EPRINC’s Estimation of Net Economic Benefits
Figure 10. Annual Benefits of Keystone XL to Gulf Coast Refiners and Bakken Producers
Appendix A: Alternative Markets for the Oil Sands
While a transportation system to export Canadian oil sands to other regions of the world has not been established, there has also not been a need to aggressively pursue alternative markets given the large U.S. market and relatively low cost transportation opportunity. Considering the oil sands enormous value to Canada, both in revenue and employment, denial of access to the U.S. market would result in an aggressive program to ship the resource to alternative markets.
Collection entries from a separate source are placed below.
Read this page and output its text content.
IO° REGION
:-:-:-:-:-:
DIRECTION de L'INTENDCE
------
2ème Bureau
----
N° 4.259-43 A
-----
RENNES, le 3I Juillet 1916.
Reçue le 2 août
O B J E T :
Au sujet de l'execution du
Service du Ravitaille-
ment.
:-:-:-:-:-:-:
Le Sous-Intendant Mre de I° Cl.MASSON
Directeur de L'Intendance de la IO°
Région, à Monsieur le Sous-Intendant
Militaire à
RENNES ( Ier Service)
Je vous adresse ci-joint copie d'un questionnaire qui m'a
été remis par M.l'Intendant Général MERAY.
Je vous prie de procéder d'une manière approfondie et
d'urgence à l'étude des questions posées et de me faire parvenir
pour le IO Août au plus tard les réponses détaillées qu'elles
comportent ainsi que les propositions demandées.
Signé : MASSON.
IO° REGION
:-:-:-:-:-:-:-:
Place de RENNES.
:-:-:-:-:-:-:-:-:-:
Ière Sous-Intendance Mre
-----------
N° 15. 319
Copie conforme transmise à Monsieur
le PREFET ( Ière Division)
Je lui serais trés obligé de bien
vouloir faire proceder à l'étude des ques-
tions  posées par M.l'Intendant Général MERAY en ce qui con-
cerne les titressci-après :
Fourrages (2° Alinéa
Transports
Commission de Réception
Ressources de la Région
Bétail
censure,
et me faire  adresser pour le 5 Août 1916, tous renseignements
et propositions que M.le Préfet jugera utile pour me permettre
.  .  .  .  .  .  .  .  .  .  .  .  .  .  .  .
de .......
Chinese involvement in the oil sands suggests a potential alternative market for the oil sands should the U.S. choose to decline or halt additional imports. In April 2010 China’s largest refiner, Sinopec, became a stakeholder in Syncrude Canada Ltd. by purchasing ConocoPhillips’ 9.03 percent share for $4.65 billion. PetroChina agreed to buy a 60 percent stake in two oil sands properties (not yet developed, but with the potential to produce up to 50,000 b/d) from Athabasca Oil Sands Corp in the fall of 2009. In May of 2005 Sinopec purchased a 40 percent stake in Total SA’s undeveloped Northern Lights project for $105 million and the company purchased an additional 10 percent in April of 2009. CNOOC Ltd purchased 16.7 percent of MEG Energy Ltd, a privately held company working on oil sands developments in northern Alberta with prospects of 210,000 bpd, in April 2005. Also in April of 2005 Enbridge and PetroChina agreed to a planned pipeline which would send Canadian oil sands to the Pacific Coast of British Colombia. Enbridge is still in the planning phases of the pipeline, but PetroChina has since withdrawn from the project. Recent reports suggest lackluster enthusiasm from British Colombia municipal governments for such a pipeline as it would cross through their territories. They are widely opposed to an overland pipeline and well as tanker traffic along the coast. But if supplies to the U.S. hit a bottleneck, one can expected renewed interest in a Pacific export route.